Combinatorial Analysis (n balls and r urns)

[Win_odd Dhamnekar]

In how many ways can n identical balls be distributed into r urns so that the ith urn contains atleast \(\displaystyle m_i\) balls, for each i = 1,. . ., r ? Assume that \(\displaystyle n \geq \displaystyle\sum_{i=1}^{r} m_i\)

My answer: \(\displaystyle \displaystyle\sum_{i=1}^r \binom{n+r -1}{r-1}, n \geq r \)

Is this answer correct?

 

[pka]

In how many ways can n identical balls be distributed into r urns so that the ith urn contains atleast \(\displaystyle m_i\) balls, for each i = 1,. . ., r ? Assume that \(\displaystyle n \geq \displaystyle\sum_{i=1}^{r} m_i\)
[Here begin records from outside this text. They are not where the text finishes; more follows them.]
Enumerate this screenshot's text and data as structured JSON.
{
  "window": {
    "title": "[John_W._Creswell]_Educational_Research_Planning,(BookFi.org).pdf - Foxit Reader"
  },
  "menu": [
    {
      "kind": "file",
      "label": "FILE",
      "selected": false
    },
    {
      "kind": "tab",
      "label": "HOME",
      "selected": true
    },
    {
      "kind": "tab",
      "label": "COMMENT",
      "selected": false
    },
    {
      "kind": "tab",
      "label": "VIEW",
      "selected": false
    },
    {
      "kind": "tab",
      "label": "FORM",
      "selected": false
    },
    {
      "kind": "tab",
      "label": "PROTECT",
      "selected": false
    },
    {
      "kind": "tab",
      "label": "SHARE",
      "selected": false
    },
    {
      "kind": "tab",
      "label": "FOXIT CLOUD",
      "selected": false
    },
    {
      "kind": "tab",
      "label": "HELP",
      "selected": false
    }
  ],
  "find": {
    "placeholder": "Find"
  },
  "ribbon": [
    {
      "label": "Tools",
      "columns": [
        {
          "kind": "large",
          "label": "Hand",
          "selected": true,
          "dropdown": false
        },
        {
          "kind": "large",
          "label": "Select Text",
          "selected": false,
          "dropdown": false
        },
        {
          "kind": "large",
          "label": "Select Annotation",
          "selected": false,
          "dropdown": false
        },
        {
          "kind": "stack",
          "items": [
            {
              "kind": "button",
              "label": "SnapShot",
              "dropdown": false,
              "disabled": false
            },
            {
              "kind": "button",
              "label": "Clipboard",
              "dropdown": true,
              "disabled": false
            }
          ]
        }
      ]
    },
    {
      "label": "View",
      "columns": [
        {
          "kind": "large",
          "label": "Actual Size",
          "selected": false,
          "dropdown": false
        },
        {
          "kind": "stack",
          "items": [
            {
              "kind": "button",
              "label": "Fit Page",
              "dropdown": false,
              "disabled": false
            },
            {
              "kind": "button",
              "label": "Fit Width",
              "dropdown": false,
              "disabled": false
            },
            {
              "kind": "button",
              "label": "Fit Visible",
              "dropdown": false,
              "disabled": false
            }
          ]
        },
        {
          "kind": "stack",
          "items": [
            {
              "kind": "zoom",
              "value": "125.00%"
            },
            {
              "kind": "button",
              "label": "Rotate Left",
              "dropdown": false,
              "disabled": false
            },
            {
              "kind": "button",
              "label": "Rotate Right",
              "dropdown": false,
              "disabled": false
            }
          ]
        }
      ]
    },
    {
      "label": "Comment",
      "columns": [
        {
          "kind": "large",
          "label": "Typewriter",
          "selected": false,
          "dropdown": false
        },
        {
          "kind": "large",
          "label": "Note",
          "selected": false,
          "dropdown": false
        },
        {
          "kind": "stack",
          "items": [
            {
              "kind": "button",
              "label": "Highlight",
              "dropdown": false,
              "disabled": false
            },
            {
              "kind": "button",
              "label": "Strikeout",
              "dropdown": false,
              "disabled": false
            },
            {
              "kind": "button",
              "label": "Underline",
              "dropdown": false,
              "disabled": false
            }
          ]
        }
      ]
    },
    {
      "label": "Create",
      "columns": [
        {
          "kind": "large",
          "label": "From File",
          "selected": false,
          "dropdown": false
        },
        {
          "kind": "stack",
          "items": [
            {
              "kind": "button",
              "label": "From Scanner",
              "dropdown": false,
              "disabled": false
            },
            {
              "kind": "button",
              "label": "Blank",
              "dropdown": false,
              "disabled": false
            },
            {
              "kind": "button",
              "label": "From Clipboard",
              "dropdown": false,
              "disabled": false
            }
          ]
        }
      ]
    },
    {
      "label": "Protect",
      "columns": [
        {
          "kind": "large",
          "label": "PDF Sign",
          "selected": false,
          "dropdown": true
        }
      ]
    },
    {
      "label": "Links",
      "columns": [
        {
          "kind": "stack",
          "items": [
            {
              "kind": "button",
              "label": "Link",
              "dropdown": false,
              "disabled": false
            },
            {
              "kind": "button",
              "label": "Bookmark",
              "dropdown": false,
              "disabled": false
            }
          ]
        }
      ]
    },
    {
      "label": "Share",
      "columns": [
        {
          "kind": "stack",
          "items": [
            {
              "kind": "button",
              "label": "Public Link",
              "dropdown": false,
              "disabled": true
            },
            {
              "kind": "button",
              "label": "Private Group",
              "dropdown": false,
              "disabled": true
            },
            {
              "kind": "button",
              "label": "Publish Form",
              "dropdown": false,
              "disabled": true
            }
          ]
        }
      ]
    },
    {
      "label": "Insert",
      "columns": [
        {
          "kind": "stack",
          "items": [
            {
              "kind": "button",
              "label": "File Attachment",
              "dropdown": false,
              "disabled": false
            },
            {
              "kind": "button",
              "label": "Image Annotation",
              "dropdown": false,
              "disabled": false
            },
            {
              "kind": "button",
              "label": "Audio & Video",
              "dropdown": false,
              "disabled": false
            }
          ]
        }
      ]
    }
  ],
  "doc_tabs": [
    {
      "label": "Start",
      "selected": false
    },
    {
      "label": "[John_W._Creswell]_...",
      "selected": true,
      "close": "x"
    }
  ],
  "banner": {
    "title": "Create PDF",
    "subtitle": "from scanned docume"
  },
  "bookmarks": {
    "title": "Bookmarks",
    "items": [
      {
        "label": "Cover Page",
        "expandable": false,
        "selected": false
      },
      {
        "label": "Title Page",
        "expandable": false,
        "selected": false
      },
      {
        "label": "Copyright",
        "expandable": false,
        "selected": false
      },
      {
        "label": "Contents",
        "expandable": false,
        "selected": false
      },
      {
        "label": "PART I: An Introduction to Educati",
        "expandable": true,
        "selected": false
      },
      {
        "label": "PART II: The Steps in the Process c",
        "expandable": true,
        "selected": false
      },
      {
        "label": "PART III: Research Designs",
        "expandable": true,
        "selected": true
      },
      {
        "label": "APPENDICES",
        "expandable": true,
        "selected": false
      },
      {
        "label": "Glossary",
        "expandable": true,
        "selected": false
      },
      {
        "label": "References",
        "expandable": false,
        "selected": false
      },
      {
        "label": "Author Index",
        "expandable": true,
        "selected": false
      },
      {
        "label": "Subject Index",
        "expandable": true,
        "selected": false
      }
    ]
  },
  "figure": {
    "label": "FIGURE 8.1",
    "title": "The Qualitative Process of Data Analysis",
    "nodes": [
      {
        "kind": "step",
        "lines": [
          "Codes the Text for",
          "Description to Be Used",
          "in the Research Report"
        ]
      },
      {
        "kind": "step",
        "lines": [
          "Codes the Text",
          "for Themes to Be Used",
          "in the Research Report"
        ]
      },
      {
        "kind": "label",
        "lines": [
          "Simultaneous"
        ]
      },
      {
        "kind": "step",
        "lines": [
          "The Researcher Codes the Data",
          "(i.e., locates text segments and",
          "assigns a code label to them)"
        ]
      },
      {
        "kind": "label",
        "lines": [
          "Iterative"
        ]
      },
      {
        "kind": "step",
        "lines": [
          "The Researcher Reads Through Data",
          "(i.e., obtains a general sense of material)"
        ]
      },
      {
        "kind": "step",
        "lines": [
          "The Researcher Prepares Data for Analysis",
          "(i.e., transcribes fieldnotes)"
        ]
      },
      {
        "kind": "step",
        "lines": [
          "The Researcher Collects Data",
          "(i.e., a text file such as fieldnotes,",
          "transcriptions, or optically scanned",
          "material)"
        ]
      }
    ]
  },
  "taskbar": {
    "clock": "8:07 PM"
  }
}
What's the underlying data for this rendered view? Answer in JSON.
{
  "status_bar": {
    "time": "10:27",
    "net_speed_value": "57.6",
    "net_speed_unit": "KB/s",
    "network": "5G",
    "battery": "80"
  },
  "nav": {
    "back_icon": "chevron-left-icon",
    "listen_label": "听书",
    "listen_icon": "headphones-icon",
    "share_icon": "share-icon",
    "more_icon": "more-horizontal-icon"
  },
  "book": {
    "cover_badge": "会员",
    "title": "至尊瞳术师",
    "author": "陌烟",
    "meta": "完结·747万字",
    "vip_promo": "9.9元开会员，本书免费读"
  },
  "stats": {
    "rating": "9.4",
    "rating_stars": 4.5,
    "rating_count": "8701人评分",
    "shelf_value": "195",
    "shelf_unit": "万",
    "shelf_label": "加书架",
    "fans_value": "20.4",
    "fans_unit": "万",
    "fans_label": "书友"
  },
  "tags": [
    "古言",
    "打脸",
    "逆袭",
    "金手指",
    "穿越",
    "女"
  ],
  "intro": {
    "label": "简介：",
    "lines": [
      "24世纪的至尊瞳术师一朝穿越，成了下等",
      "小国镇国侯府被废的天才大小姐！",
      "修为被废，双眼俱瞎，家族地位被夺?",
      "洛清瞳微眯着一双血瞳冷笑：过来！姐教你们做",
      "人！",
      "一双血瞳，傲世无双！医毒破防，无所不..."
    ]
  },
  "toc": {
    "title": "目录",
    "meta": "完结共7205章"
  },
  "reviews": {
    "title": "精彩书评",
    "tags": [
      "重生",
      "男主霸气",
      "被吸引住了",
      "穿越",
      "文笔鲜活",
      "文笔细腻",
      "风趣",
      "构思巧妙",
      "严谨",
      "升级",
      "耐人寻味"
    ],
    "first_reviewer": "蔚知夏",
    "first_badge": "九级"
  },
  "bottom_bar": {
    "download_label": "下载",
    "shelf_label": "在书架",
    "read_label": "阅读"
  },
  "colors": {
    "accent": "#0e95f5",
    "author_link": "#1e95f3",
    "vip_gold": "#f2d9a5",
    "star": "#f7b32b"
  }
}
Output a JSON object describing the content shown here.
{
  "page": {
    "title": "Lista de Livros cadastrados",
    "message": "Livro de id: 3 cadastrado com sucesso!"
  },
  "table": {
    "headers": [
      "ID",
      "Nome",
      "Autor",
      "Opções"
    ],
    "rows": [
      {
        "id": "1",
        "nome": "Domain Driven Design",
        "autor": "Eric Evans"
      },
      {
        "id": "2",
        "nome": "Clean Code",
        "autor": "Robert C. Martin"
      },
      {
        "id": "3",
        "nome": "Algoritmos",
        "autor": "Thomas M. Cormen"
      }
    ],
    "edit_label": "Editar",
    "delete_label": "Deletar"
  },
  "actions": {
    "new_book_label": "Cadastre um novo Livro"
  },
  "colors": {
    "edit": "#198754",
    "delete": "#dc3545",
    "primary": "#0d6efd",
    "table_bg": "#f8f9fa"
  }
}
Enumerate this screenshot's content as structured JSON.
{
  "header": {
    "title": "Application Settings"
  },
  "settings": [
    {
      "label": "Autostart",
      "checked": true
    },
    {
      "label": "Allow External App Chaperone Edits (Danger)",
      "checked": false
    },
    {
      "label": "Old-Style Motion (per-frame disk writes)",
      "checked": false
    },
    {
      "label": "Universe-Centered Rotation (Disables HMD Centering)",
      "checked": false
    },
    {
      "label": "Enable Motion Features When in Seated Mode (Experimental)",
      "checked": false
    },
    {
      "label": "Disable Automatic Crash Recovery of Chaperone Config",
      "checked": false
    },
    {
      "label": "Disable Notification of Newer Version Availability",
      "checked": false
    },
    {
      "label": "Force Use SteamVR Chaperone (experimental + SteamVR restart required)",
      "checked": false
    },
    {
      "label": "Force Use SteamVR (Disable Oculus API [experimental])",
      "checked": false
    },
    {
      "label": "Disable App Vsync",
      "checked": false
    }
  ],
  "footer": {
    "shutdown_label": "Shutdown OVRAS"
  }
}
My answer: \(\displaystyle \displaystyle\sum_{i=1}^r \binom{n+r -1}{r-1}, n \geq r \)

Is this answer correct?

You want the [imath]i^{th}[/imath] urn to contain at least [imath]m_{i}[/imath] balls.
[imath]M = \sum\limits_{i = 1}^r {{m_i}} \leqslant n[/imath] If we start by puting [imath]m_i[/imath] balls into the [imath]i^{th}[/imath] urn.
Then the remainder of balls can be distributed in [imath]\dbinom{n-M+r-1}{r-1}[/imath] ways.

[imath][/imath]